Nice to see you treasure good advice. I wont ever think of you again once I have imparted my infinite wisdom upon thee.


----------



## Boatguy (Oct 2, 2022)

This back and forth is pretty funny 
What would @klx know about soggin clones in trays


----------



## Sauron (Oct 2, 2022)

Boatguy said:


> This back and forth is pretty funny
> What would @klx know about soggin clones in trays


I was hoping to find someone with skill but instead I found dumb and dumber...that's the way these pot forums are though....


----------



## Boatguy (Oct 2, 2022)

Sauron said:


> I was hoping to find someone with skill but instead I found dumb and dumber...that's the way these pot forums are though....


You couldnt be more wrong. 
Good luck with whatever you're trying to prove here


----------



## Sauron (Oct 2, 2022)

Boatguy said:


> You couldnt be more wrong.
> Good luck with whatever you're trying to prove here


If you really think those two have something to teach I will need need some luck here.


----------



## Boatguy (Oct 2, 2022)

Sauron said:


> If you really think those two have something to teach I will need need some luck here.


If given the choice. I would choose to take advice from people with years of documented grows, versus an individual posting other folks youtube grows.


----------



## bk78 (Oct 2, 2022)

bk78 said:


> How large is your personal SOG?


Bump


----------



## GrodanLightfoot (Oct 2, 2022)

A nasty facility in Az. Their bud tastes disgusting. More of that "kinda smells like kush, fake kush, and tastes like fucking home remedy pesticides" weed. 

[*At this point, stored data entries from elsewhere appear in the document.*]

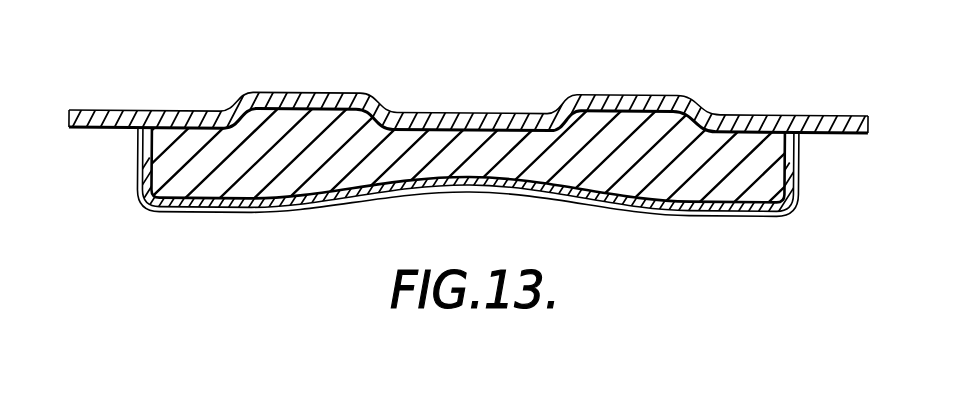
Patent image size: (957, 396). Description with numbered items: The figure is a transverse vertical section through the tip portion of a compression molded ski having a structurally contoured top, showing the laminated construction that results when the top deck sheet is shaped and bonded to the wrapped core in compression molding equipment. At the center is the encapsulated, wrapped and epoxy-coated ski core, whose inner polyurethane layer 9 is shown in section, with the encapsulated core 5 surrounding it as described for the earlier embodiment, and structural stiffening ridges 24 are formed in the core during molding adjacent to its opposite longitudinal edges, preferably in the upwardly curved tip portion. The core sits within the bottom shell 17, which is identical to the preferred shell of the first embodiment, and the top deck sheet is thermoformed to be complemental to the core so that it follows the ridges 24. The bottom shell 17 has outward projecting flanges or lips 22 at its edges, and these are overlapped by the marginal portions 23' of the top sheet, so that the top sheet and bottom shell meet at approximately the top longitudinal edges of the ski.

The flanges or lips 22 is at (100, 130).
The marginal portions 23' is at (467, 94).
The structural stiffening ridges 24 is at (315, 98).
The inner liner layer 5 is at (477, 184).
The bottom shell 17 is at (713, 211).
The inner polyurethane layer 9 is at (223, 188).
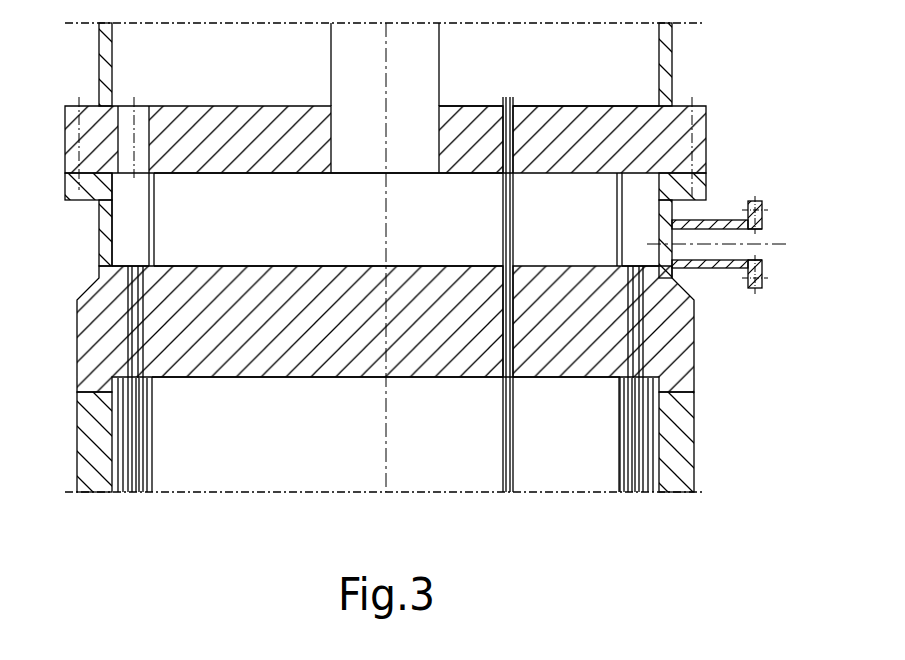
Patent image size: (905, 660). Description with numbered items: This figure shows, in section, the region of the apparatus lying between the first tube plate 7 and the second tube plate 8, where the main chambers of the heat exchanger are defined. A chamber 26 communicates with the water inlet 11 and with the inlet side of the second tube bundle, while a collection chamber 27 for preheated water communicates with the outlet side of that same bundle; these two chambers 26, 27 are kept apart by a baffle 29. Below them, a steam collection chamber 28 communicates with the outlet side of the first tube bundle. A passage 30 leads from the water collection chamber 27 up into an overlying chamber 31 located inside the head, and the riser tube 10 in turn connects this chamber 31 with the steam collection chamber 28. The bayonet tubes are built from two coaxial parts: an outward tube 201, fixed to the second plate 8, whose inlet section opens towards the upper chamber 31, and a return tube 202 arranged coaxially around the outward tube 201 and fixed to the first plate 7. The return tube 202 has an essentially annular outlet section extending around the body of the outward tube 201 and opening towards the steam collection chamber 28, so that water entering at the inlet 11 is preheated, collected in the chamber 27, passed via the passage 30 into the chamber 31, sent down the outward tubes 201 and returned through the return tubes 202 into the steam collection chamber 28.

The first tube plate 7 is at (682, 331).
The second tube plate 8 is at (695, 143).
The riser tube 10 is at (440, 37).
The water inlet 11 is at (763, 272).
The chamber 26 is at (637, 218).
The collection chamber 27 is at (125, 240).
The steam collection chamber 28 is at (290, 198).
The baffle 29 is at (153, 215).
The passage 30 is at (140, 128).
The chamber 31 is at (572, 93).
The outward tube 201 is at (503, 213).
The return tube 202 is at (500, 438).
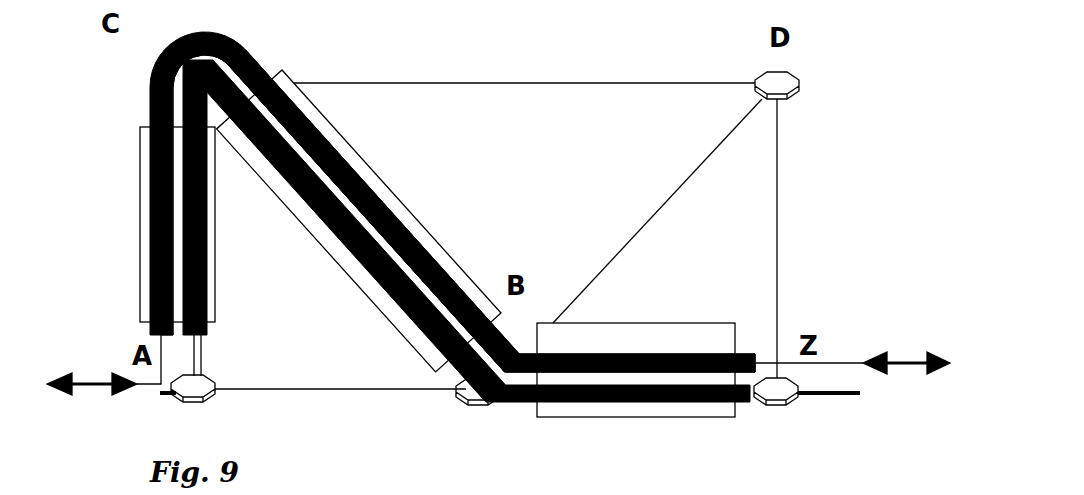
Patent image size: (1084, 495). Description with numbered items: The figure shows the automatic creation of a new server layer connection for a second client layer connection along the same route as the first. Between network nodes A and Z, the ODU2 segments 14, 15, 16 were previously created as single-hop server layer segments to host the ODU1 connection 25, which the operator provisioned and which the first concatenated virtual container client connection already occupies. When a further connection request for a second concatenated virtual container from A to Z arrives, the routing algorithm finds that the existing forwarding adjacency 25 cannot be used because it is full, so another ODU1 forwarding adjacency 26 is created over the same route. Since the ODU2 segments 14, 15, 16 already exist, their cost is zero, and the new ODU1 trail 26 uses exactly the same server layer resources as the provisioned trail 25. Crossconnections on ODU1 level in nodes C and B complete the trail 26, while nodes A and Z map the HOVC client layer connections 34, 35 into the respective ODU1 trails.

The ODU2 segment 14 is at (208, 224).
The ODU2 segment 15 is at (359, 221).
The ODU2 segment 16 is at (636, 353).
The ODU1 connection 25 is at (459, 205).
The ODU1 forwarding adjacency 26 is at (452, 190).
The client layer connection 34 is at (466, 231).
The client layer connection 35 is at (492, 211).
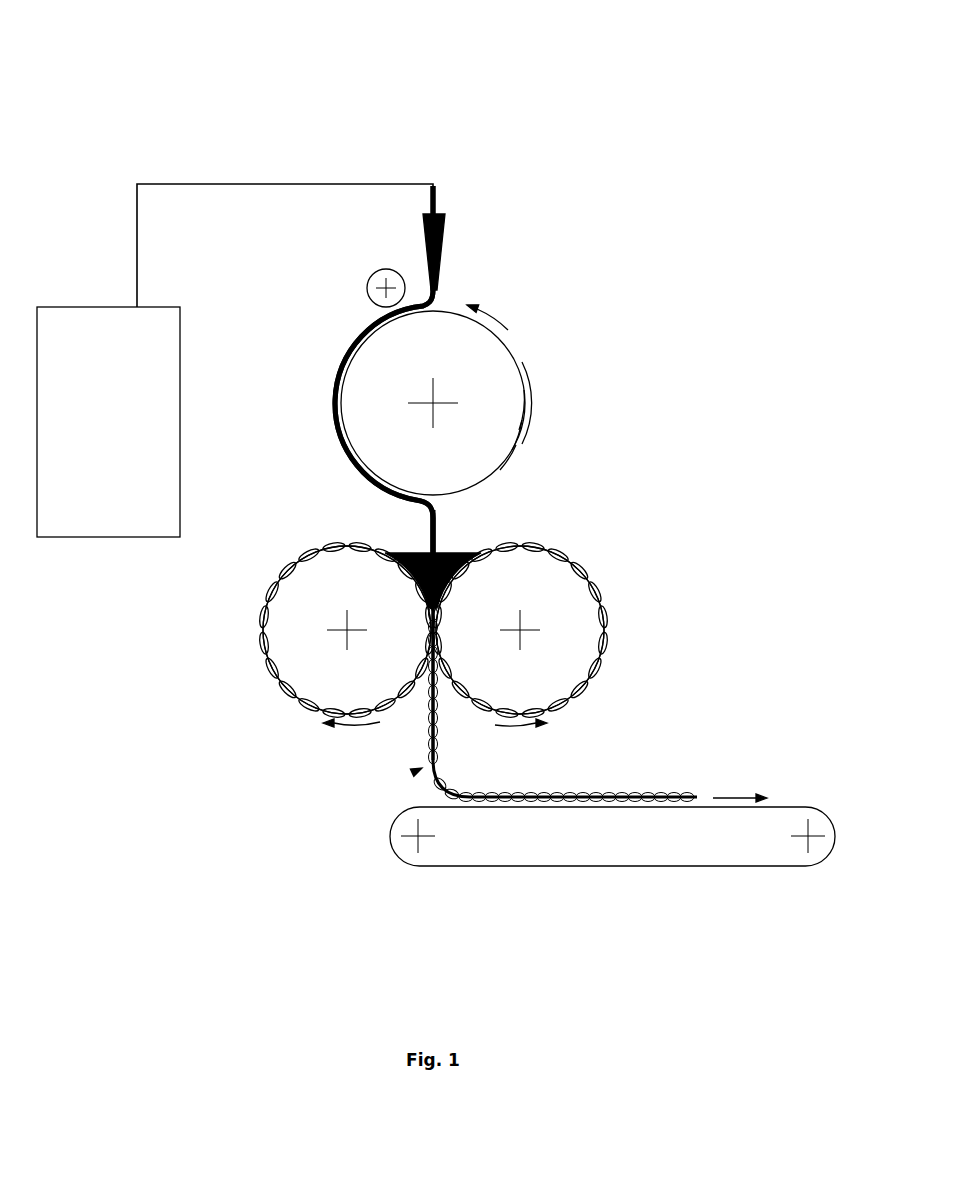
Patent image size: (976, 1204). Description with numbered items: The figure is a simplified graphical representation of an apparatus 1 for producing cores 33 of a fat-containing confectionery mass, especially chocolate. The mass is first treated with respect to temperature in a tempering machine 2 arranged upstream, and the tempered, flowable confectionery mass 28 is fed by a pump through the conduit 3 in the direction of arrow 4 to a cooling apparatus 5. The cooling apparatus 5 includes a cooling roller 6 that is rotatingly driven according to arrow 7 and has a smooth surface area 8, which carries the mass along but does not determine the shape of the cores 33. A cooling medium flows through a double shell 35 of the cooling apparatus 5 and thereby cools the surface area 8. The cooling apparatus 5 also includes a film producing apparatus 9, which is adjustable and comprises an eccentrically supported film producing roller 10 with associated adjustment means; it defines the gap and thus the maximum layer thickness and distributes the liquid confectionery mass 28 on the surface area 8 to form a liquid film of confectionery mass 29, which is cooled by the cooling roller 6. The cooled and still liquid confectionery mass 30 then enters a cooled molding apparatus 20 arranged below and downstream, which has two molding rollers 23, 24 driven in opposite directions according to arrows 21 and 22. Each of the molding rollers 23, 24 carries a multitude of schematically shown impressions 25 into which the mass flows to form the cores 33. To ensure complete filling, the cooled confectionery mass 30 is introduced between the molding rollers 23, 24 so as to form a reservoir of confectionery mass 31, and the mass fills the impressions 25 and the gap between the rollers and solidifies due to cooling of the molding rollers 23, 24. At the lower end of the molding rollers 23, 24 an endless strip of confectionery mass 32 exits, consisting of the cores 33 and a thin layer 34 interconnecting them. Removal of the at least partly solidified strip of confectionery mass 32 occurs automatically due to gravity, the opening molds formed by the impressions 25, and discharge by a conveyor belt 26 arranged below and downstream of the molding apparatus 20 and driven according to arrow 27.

The apparatus 1 is at (543, 307).
The tempering machine 2 is at (65, 320).
The conduit 3 is at (172, 184).
The arrow 4 is at (446, 229).
The cooling apparatus 5 is at (534, 380).
The cooling roller 6 is at (507, 417).
The arrow 7 is at (502, 318).
The surface area 8 is at (522, 437).
The film producing apparatus 9 is at (363, 160).
The film producing roller 10 is at (373, 274).
The molding apparatus 20 is at (285, 727).
The arrow 21 is at (377, 725).
The arrow 22 is at (522, 727).
The molding roller 23 is at (300, 678).
The molding roller 24 is at (552, 581).
The impressions 25 is at (598, 655).
The conveyor belt 26 is at (448, 876).
The arrow 27 is at (730, 797).
The confectionery mass 28 is at (419, 296).
The film of confectionery mass 29 is at (348, 343).
The cooled confectionery mass 30 is at (440, 527).
The reservoir of confectionery mass 31 is at (470, 557).
The strip of confectionery mass 32 is at (415, 771).
The cores 33 is at (435, 786).
The thin layer 34 is at (428, 722).
The double shell 35 is at (507, 462).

I wouldn't grow like this just because of the association with trash-growing Chads. I even gave up organics when Buildasoil started a youtube channel. Pretty soon I'll have to stop growing all together and go back to huffing gas. Chadponics, Chadganics, Chadacides. I want zero association with them.


----------



## OneHitDone (Oct 2, 2022)

GrodanLightfoot said:


> A nasty facility in Az. Their bud tastes disgusting. More of that "kinda smells like kush, fake kush, and tastes like fucking home remedy pesticides" weed.
> 
> 
> 
> ...


Do EnlightenFoot us what your current grow method is


----------



## klx (Oct 2, 2022)

bk78 said:


> Bump


I think it exists in his imagination-land with his clone room, mum room, veg room and girlfriend.


----------



## klx (Oct 2, 2022)

Boatguy said:


> This back and forth is pretty funny
> What would @klx know about soggin clones in trays


How's things @Boatguy hope you doing well mate


----------



## Boatguy (Oct 2, 2022)

klx said:


> How's things @Boatguy hope you doing well mate


I am well. 
Glad to see you are still about.


----------